スペインのサッカーファンを調べた最近のデータによると、親と同じクラブを応援する子どもはおよそ7割にのぼるという。
ある調査では、52パーセントの人が「自分の贔屓チームは家族から受け継いだ」と答え、特にマドリードやカタルーニャではその割合がさらに高いと示されている。
アトレティコ・マドリードの旧本拠地、ビセンテ・カルデロンに6歳で連れて行かれた少年が、「あの日、ゴールが決まった瞬間の音と振動で、気づいたらアトレティのファンになっていた」と振り返るように、スタジアムの体験は強烈だ。

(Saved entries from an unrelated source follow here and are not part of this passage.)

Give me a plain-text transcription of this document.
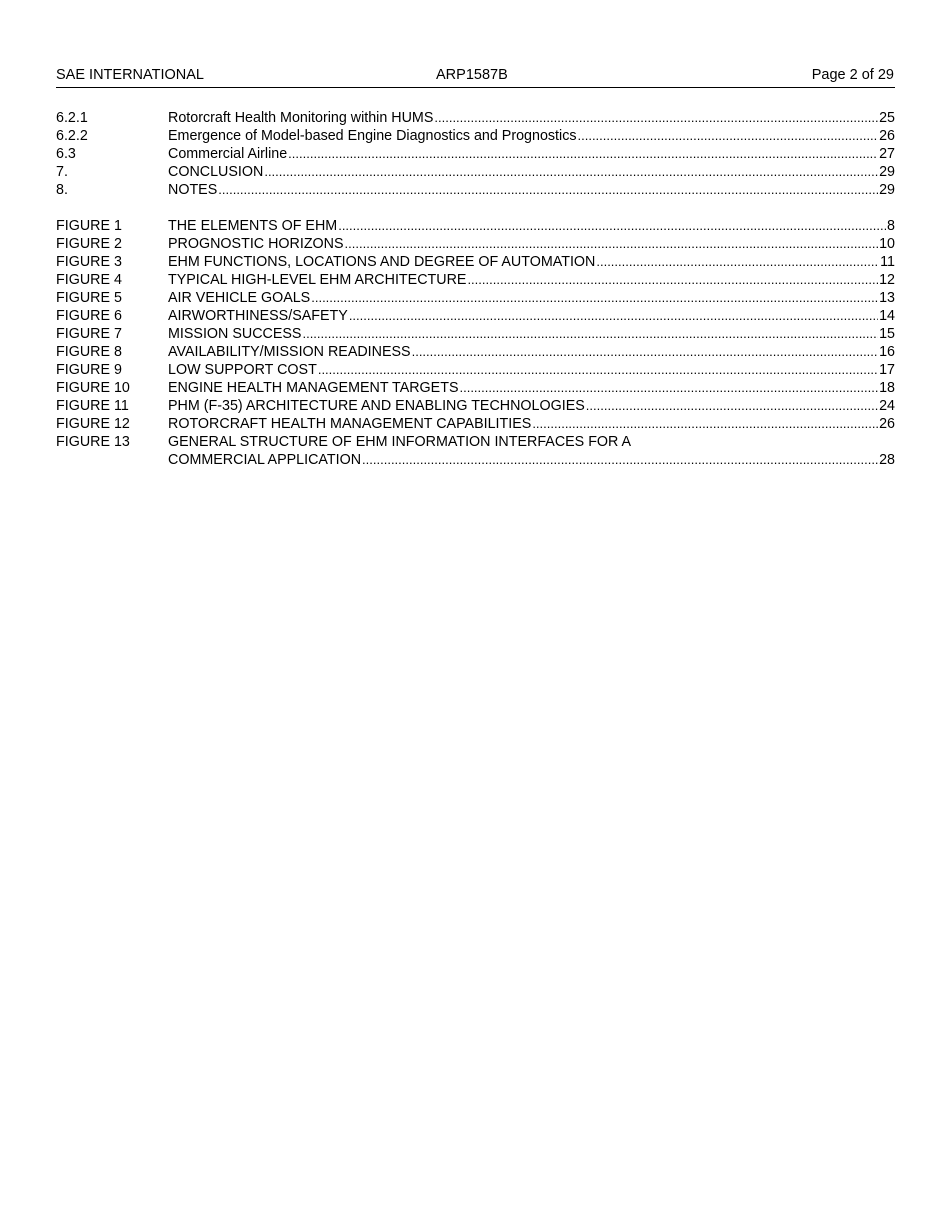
SAE INTERNATIONAL	ARP1587B	Page 2 of 29
6.2.1	Rotorcraft Health Monitoring within HUMS .....	25
6.2.2	Emergence of Model-based Engine Diagnostics and Prognostics .....	26
6.3	Commercial Airline .....	27
7.	CONCLUSION .....	29
8.	NOTES .....	29
FIGURE 1	THE ELEMENTS OF EHM .....	8
FIGURE 2	PROGNOSTIC HORIZONS .....	10
FIGURE 3	EHM FUNCTIONS, LOCATIONS AND DEGREE OF AUTOMATION .....	11
FIGURE 4	TYPICAL HIGH-LEVEL EHM ARCHITECTURE .....	12
FIGURE 5	AIR VEHICLE GOALS .....	13
FIGURE 6	AIRWORTHINESS/SAFETY .....	14
FIGURE 7	MISSION SUCCESS .....	15
FIGURE 8	AVAILABILITY/MISSION READINESS .....	16
FIGURE 9	LOW SUPPORT COST .....	17
FIGURE 10	ENGINE HEALTH MANAGEMENT TARGETS .....	18
FIGURE 11	PHM (F-35) ARCHITECTURE AND ENABLING TECHNOLOGIES .....	24
FIGURE 12	ROTORCRAFT HEALTH MANAGEMENT CAPABILITIES .....	26
FIGURE 13	GENERAL STRUCTURE OF EHM INFORMATION INTERFACES FOR A
COMMERCIAL APPLICATION .....	28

本人の選択というより、「チームに選ばれた」ような感覚。
その「継承」は、スペイン全土で毎週末のように起こっている。
ラ・リーガ2024-25シーズンの観客動員は、1部リーグだけで1700万人を超えたと言われている。
レアル・マドリードの本拠地サンティアゴ・ベルナベウは1試合平均7万3千人超、アスレティック・ビルバオのサン・マメスは約9割の席が埋まり、セルタ・デ・ビーゴのバライードスも9割を超える数字を記録した。
テレビで高画質の中継を、ソファに座って、飲み物片手に、いくらでも見られる時代に、それでも人はスタジアムへ足を運ぶ。

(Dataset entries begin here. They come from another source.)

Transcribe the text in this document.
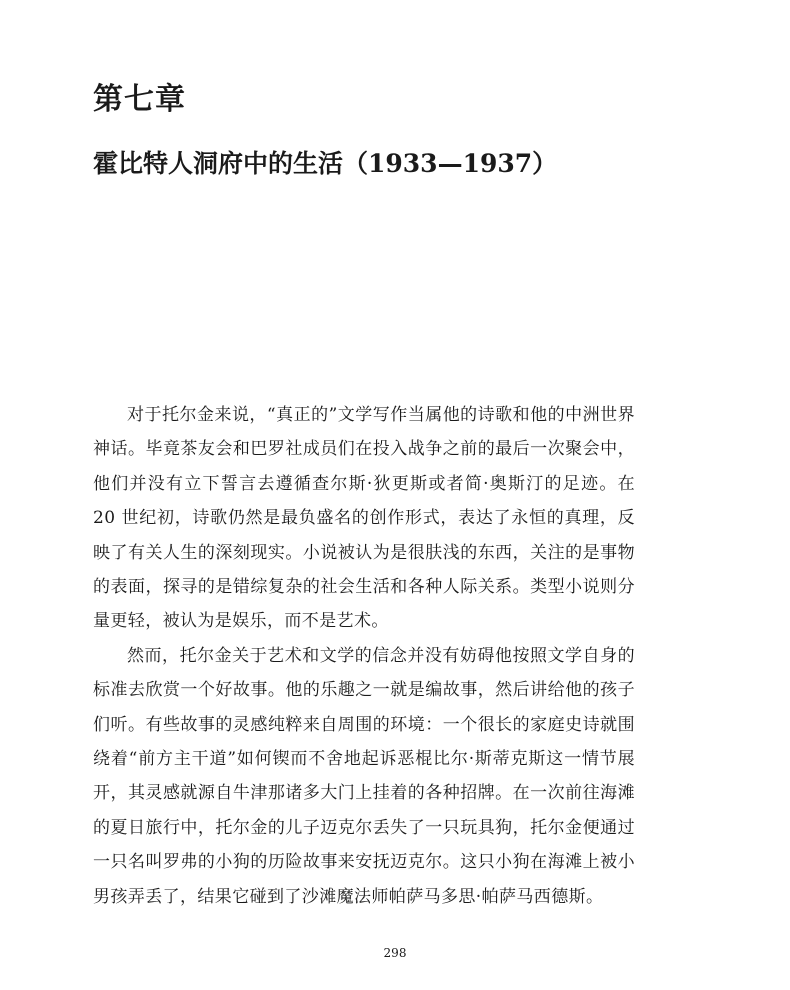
第七章
霍比特人洞府中的生活（1933—1937）

对于托尔金来说，“真正的”文学写作当属他的诗歌和他的中洲世界神话。毕竟茶友会和巴罗社成员们在投入战争之前的最后一次聚会中，他们并没有立下誓言去遵循查尔斯·狄更斯或者简·奥斯汀的足迹。在 20 世纪初，诗歌仍然是最负盛名的创作形式，表达了永恒的真理，反映了有关人生的深刻现实。小说被认为是很肤浅的东西，关注的是事物的表面，探寻的是错综复杂的社会生活和各种人际关系。类型小说则分量更轻，被认为是娱乐，而不是艺术。

然而，托尔金关于艺术和文学的信念并没有妨碍他按照文学自身的标准去欣赏一个好故事。他的乐趣之一就是编故事，然后讲给他的孩子们听。有些故事的灵感纯粹来自周围的环境：一个很长的家庭史诗就围绕着“前方主干道”如何锲而不舍地起诉恶棍比尔·斯蒂克斯这一情节展开，其灵感就源自牛津那诸多大门上挂着的各种招牌。在一次前往海滩的夏日旅行中，托尔金的儿子迈克尔丢失了一只玩具狗，托尔金便通过一只名叫罗弗的小狗的历险故事来安抚迈克尔。这只小狗在海滩上被小男孩弄丢了，结果它碰到了沙滩魔法师帕萨马多思·帕萨马西德斯。

298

それは単なる「試合」を見たいからではなく、「誰かと一緒に、同じ時間を揺さぶられながら過ごしたい」からなのかもしれない。
では、その「遺伝」のように受け渡されるサッカー文化の中で、本当に受け継がれているのは、チーム名だけなのだろうか。
スタジアムとバルのあいだにある「考える時間」
バルは二つ目のスタジアムになる
スペインでは、スタジアムに集まる1700万人より、バルでサッカーを見る人の方がはるかに多いと言われる。
マドリードのバジェカスのような街では、数百メートルの間にテレビ付きのバルがいくつも並び、日曜の午後になるとどこも満席になる。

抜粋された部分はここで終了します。